How does wiring resistors in series and parallel affect their errors?

Question

In an experiment I am conducting, I am trying to measure low currents by wiring a radio device in series with a small-resistance resistor setup, composed of 9 of 1 ohm +/- 5% resistors in series and parallel as shown below, resulting in a total of 1 ohm.

By my understanding, resistors are manufactured such that there is a distribution of values centered by the marked value with most of them lying in the +/- 5% range, but in theory, there will always be resistors outside such range.

While in theory (by error analysis formulas) my series-parallel setup would have the same error as each one of the resistors, intuitively, doing so is in essence taking the average of the 9 resistors and thus tightening up that distribution curve, such that the error %age is lowered. This was my intent in doing those 9 resistors as opposed to only 1 resistor.

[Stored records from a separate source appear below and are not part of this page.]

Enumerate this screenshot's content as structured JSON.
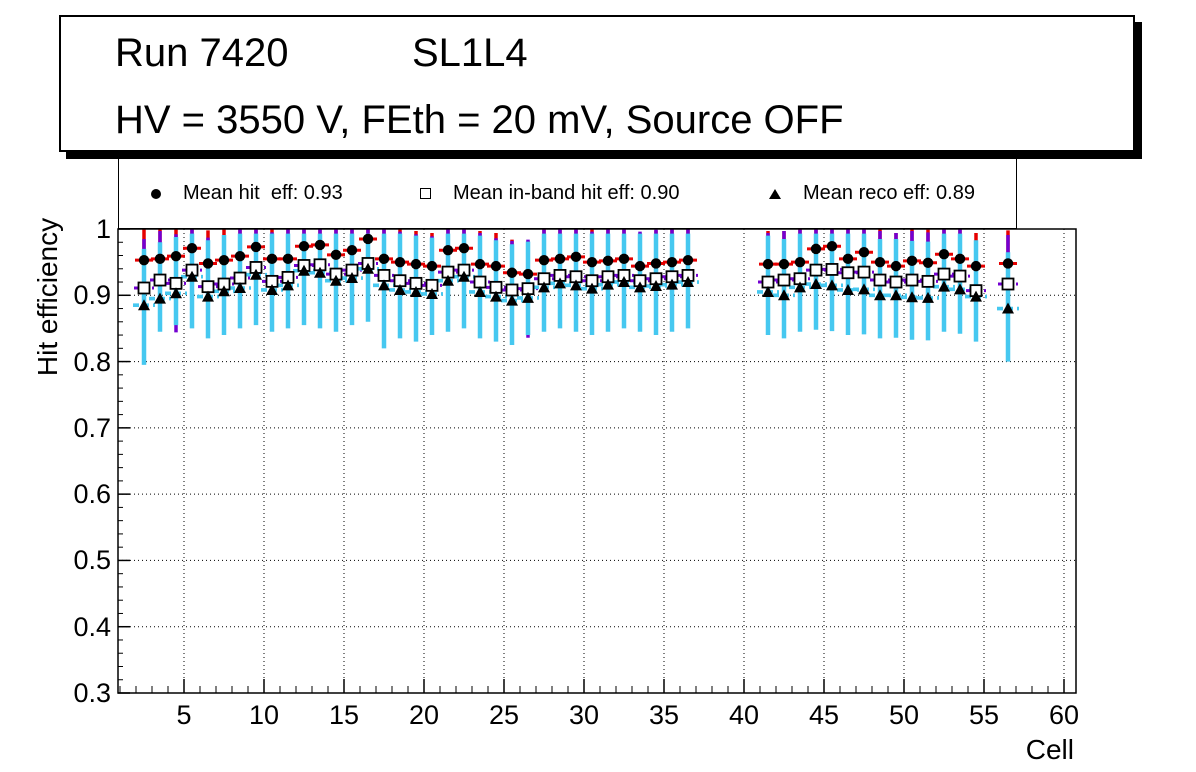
{
  "title_box": {
    "run": "Run 7420",
    "layer": "SL1L4",
    "conditions": "HV = 3550 V, FEth = 20 mV, Source OFF"
  },
  "legend": {
    "entries": [
      {
        "marker": "filled-circle-icon",
        "label": "Mean hit  eff: 0.93"
      },
      {
        "marker": "open-square-icon",
        "label": "Mean in-band hit eff: 0.90"
      },
      {
        "marker": "filled-triangle-icon",
        "label": "Mean reco eff: 0.89"
      }
    ]
  },
  "axes": {
    "y_label": "Hit efficiency",
    "x_label": "Cell",
    "y_ticks": [
      "1",
      "0.9",
      "0.8",
      "0.7",
      "0.6",
      "0.5",
      "0.4",
      "0.3"
    ],
    "x_ticks": [
      "5",
      "10",
      "15",
      "20",
      "25",
      "30",
      "35",
      "40",
      "45",
      "50",
      "55",
      "60"
    ]
  },
  "colors": {
    "marker": "#000000",
    "hit_error": "#e60000",
    "inband_error": "#7300d1",
    "reco_error": "#46c8f0",
    "grid": "#000000",
    "frame": "#000000"
  },
  "chart_data": {
    "type": "scatter",
    "title": "Run 7420 SL1L4  HV = 3550 V, FEth = 20 mV, Source OFF",
    "xlabel": "Cell",
    "ylabel": "Hit efficiency",
    "xlim": [
      0.875,
      60.75
    ],
    "ylim": [
      0.3,
      1.0
    ],
    "grid": "dotted",
    "legend_position": "top",
    "cells": [
      2,
      3,
      4,
      5,
      6,
      7,
      8,
      9,
      10,
      11,
      12,
      13,
      14,
      15,
      16,
      17,
      18,
      19,
      20,
      21,
      22,
      23,
      24,
      25,
      26,
      27,
      28,
      29,
      30,
      31,
      32,
      33,
      34,
      35,
      36,
      41,
      42,
      43,
      44,
      45,
      46,
      47,
      48,
      49,
      50,
      51,
      52,
      53,
      54,
      56
    ],
    "series": [
      {
        "name": "Mean hit eff",
        "mean": 0.93,
        "marker": "filled-circle",
        "values": [
          0.953,
          0.955,
          0.959,
          0.971,
          0.948,
          0.953,
          0.959,
          0.973,
          0.955,
          0.955,
          0.974,
          0.976,
          0.961,
          0.968,
          0.985,
          0.955,
          0.95,
          0.947,
          0.944,
          0.968,
          0.971,
          0.947,
          0.944,
          0.934,
          0.932,
          0.953,
          0.955,
          0.958,
          0.95,
          0.952,
          0.955,
          0.944,
          0.948,
          0.95,
          0.953,
          0.947,
          0.947,
          0.95,
          0.97,
          0.974,
          0.955,
          0.965,
          0.95,
          0.944,
          0.952,
          0.949,
          0.962,
          0.955,
          0.944,
          0.948
        ],
        "err_half": 0.05
      },
      {
        "name": "Mean in-band hit eff",
        "mean": 0.9,
        "marker": "open-square",
        "values": [
          0.911,
          0.923,
          0.918,
          0.938,
          0.913,
          0.917,
          0.926,
          0.942,
          0.921,
          0.927,
          0.945,
          0.946,
          0.932,
          0.938,
          0.948,
          0.93,
          0.922,
          0.918,
          0.915,
          0.935,
          0.938,
          0.92,
          0.912,
          0.908,
          0.91,
          0.925,
          0.93,
          0.928,
          0.922,
          0.928,
          0.93,
          0.922,
          0.925,
          0.928,
          0.93,
          0.92,
          0.923,
          0.925,
          0.938,
          0.939,
          0.934,
          0.935,
          0.923,
          0.92,
          0.923,
          0.921,
          0.932,
          0.929,
          0.907,
          0.917
        ],
        "err_half": 0.074
      },
      {
        "name": "Mean reco eff",
        "mean": 0.89,
        "marker": "filled-triangle",
        "values": [
          0.885,
          0.895,
          0.903,
          0.928,
          0.898,
          0.906,
          0.911,
          0.931,
          0.908,
          0.915,
          0.937,
          0.934,
          0.922,
          0.926,
          0.94,
          0.915,
          0.908,
          0.905,
          0.902,
          0.922,
          0.928,
          0.905,
          0.898,
          0.892,
          0.896,
          0.912,
          0.918,
          0.915,
          0.91,
          0.916,
          0.92,
          0.912,
          0.914,
          0.916,
          0.92,
          0.905,
          0.9,
          0.912,
          0.917,
          0.915,
          0.908,
          0.909,
          0.9,
          0.9,
          0.897,
          0.896,
          0.913,
          0.909,
          0.898,
          0.88
        ],
        "err_up": 0.085,
        "err_low_to": [
          0.795,
          0.845,
          0.855,
          0.85,
          0.835,
          0.84,
          0.85,
          0.855,
          0.845,
          0.85,
          0.855,
          0.85,
          0.845,
          0.855,
          0.86,
          0.82,
          0.835,
          0.83,
          0.84,
          0.845,
          0.85,
          0.835,
          0.83,
          0.825,
          0.84,
          0.845,
          0.85,
          0.845,
          0.84,
          0.845,
          0.85,
          0.845,
          0.84,
          0.845,
          0.85,
          0.84,
          0.835,
          0.845,
          0.848,
          0.846,
          0.84,
          0.841,
          0.835,
          0.836,
          0.833,
          0.832,
          0.845,
          0.842,
          0.83,
          0.8
        ]
      }
    ]
  }
}
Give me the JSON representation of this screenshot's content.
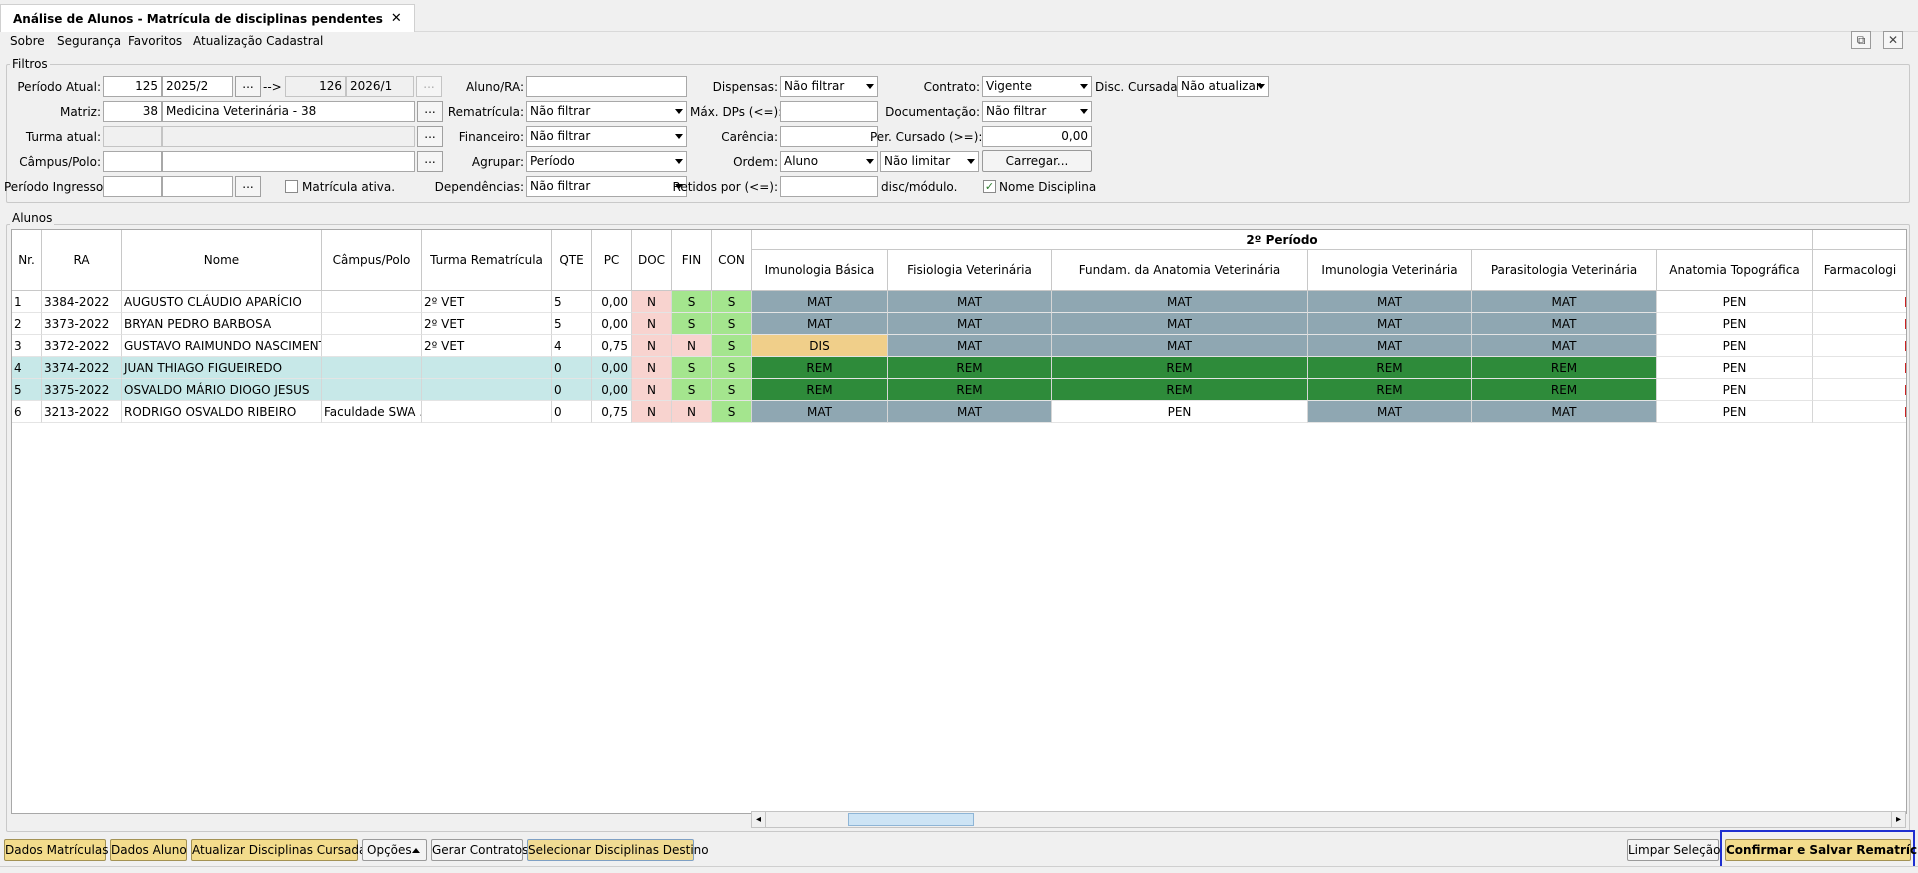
{
  "window": {
    "tab_title": "Análise de Alunos - Matrícula de disciplinas pendentes",
    "tab_close": "✕"
  },
  "menu": [
    "Sobre",
    "Segurança",
    "Favoritos",
    "Atualização Cadastral"
  ],
  "window_buttons": {
    "detach": "⧉",
    "close": "✕"
  },
  "filters": {
    "legend": "Filtros",
    "periodo_atual_label": "Período Atual:",
    "periodo_atual_code": "125",
    "periodo_atual_value": "2025/2",
    "arrow": "-->",
    "periodo_dest_code": "126",
    "periodo_dest_value": "2026/1",
    "matriz_label": "Matriz:",
    "matriz_code": "38",
    "matriz_value": "Medicina Veterinária - 38",
    "turma_label": "Turma atual:",
    "campus_label": "Câmpus/Polo:",
    "ingresso_label": "Período Ingresso:",
    "matricula_ativa_label": "Matrícula ativa.",
    "aluno_label": "Aluno/RA:",
    "rematricula_label": "Rematrícula:",
    "rematricula_value": "Não filtrar",
    "financeiro_label": "Financeiro:",
    "financeiro_value": "Não filtrar",
    "agrupar_label": "Agrupar:",
    "agrupar_value": "Período",
    "dependencias_label": "Dependências:",
    "dependencias_value": "Não filtrar",
    "dispensas_label": "Dispensas:",
    "dispensas_value": "Não filtrar",
    "max_dps_label": "Máx. DPs (<=):",
    "carencia_label": "Carência:",
    "ordem_label": "Ordem:",
    "ordem_value": "Aluno",
    "limite_value": "Não limitar",
    "retidos_label": "Retidos por (<=):",
    "disc_modulo_label": "disc/módulo.",
    "contrato_label": "Contrato:",
    "contrato_value": "Vigente",
    "documentacao_label": "Documentação:",
    "documentacao_value": "Não filtrar",
    "per_cursado_label": "Per. Cursado (>=):",
    "per_cursado_value": "0,00",
    "carregar_label": "Carregar...",
    "nome_disciplina_label": "Nome Disciplina",
    "disc_cursadas_label": "Disc. Cursadas:",
    "disc_cursadas_value": "Não atualizar",
    "ellipsis": "..."
  },
  "grid": {
    "legend": "Alunos",
    "group_header": "2º Período",
    "columns": [
      "Nr.",
      "RA",
      "Nome",
      "Câmpus/Polo",
      "Turma Rematrícula",
      "QTE",
      "PC",
      "DOC",
      "FIN",
      "CON"
    ],
    "disciplines": [
      "Imunologia Básica",
      "Fisiologia Veterinária",
      "Fundam. da Anatomia Veterinária",
      "Imunologia Veterinária",
      "Parasitologia Veterinária",
      "Anatomia Topográfica",
      "Farmacologi"
    ],
    "rows": [
      {
        "nr": "1",
        "ra": "3384-2022",
        "nome": "AUGUSTO CLÁUDIO APARÍCIO",
        "campus": "",
        "turma": "2º VET",
        "qte": "5",
        "pc": "0,00",
        "doc": "N",
        "fin": "S",
        "con": "S",
        "disc": [
          "MAT",
          "MAT",
          "MAT",
          "MAT",
          "MAT",
          "PEN",
          ""
        ]
      },
      {
        "nr": "2",
        "ra": "3373-2022",
        "nome": "BRYAN PEDRO BARBOSA",
        "campus": "",
        "turma": "2º VET",
        "qte": "5",
        "pc": "0,00",
        "doc": "N",
        "fin": "S",
        "con": "S",
        "disc": [
          "MAT",
          "MAT",
          "MAT",
          "MAT",
          "MAT",
          "PEN",
          ""
        ]
      },
      {
        "nr": "3",
        "ra": "3372-2022",
        "nome": "GUSTAVO RAIMUNDO NASCIMENTO",
        "campus": "",
        "turma": "2º VET",
        "qte": "4",
        "pc": "0,75",
        "doc": "N",
        "fin": "N",
        "con": "S",
        "disc": [
          "DIS",
          "MAT",
          "MAT",
          "MAT",
          "MAT",
          "PEN",
          ""
        ]
      },
      {
        "nr": "4",
        "ra": "3374-2022",
        "nome": "JUAN THIAGO FIGUEIREDO",
        "campus": "",
        "turma": "",
        "qte": "0",
        "pc": "0,00",
        "doc": "N",
        "fin": "S",
        "con": "S",
        "disc": [
          "REM",
          "REM",
          "REM",
          "REM",
          "REM",
          "PEN",
          ""
        ]
      },
      {
        "nr": "5",
        "ra": "3375-2022",
        "nome": "OSVALDO MÁRIO DIOGO JESUS",
        "campus": "",
        "turma": "",
        "qte": "0",
        "pc": "0,00",
        "doc": "N",
        "fin": "S",
        "con": "S",
        "disc": [
          "REM",
          "REM",
          "REM",
          "REM",
          "REM",
          "PEN",
          ""
        ]
      },
      {
        "nr": "6",
        "ra": "3213-2022",
        "nome": "RODRIGO OSVALDO RIBEIRO",
        "campus": "Faculdade SWA ...",
        "turma": "",
        "qte": "0",
        "pc": "0,75",
        "doc": "N",
        "fin": "N",
        "con": "S",
        "disc": [
          "MAT",
          "MAT",
          "PEN",
          "MAT",
          "MAT",
          "PEN",
          ""
        ]
      }
    ]
  },
  "status_colors": {
    "MAT": "#8fa7b2",
    "REM": "#2e8b3a",
    "DIS": "#f0cf8a",
    "PEN": "#ffffff",
    "doc_bg": "#f8d3cf",
    "yes_bg": "#a4e58e",
    "no_bg": "#f8d3cf",
    "selected_row": "#c7e8e8"
  },
  "bottom_buttons": {
    "dados_matriculas": "Dados Matrículas",
    "dados_aluno": "Dados Aluno",
    "atualizar": "Atualizar Disciplinas Cursadas",
    "opcoes": "Opções",
    "gerar_contratos": "Gerar Contratos",
    "selecionar": "Selecionar Disciplinas Destino",
    "limpar": "Limpar Seleção",
    "confirmar": "Confirmar e Salvar Rematrículas"
  }
}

So my question is: What is the error of the 9 resistor setup? Theoretically, I calculate 5% but by intuition, it is less. If it's the former, I would like to know why, and if it's the latter, I would like to know how to find the final percentage error in this situation. I hope it is the latter so that I can qualify my experimental technique (oh and speaking of which, please assume that the voltage drop of the resistor setup does not drop the current through the circuit).

Answer 1

You can't improve the expected accuracy by combining resistors with the same accuracy. But you will improve the standard deviation of the result. What this means is that if you had 10 individual 1 ohm, 5% resistors, the standard deviation of the 10 resistors would be close to the standard deviation of the lot they were manufactured from. However, if you combine 9 of them as you did to form a 1 ohm resistor, and did this 10 times with different resistors from the same lot, the standard deviation of these ten 1 ohm resistor networks would be smaller than the first set by a factor of 3 (the square root of 9). What this means is that you have improved the probability of being closer to 1 ohm by using a network of 9 resistors because you have narrowed the width of the probability distribution around 1 ohm.

Answer 2

The x% tolerance rating of your resistors don't give you any information about the distribution of the errors, like the article in dangerous prototypes linked by user3109679, and this experiment by Dave Jones have found out, it is usually U shaped, or worse, might be heavily biased towards one side of the mean depending on the batch/process.

Without knowing the actual distribution of values you really can't say where the average will lay. The spread may be lowered but it may not converge to the nominal value as you add resistors if the distribution is lopsided.

Also, do not forget that carbon resistors have a non-trivial thermal coefficient (datasheet link) which for 1Ω resistors of that brand is 350ppm/°C, which for a 20°C variation (say, for ambient temperatures between 10 and 30°C) would mean an aditional variation of 0.7% in the resistance value!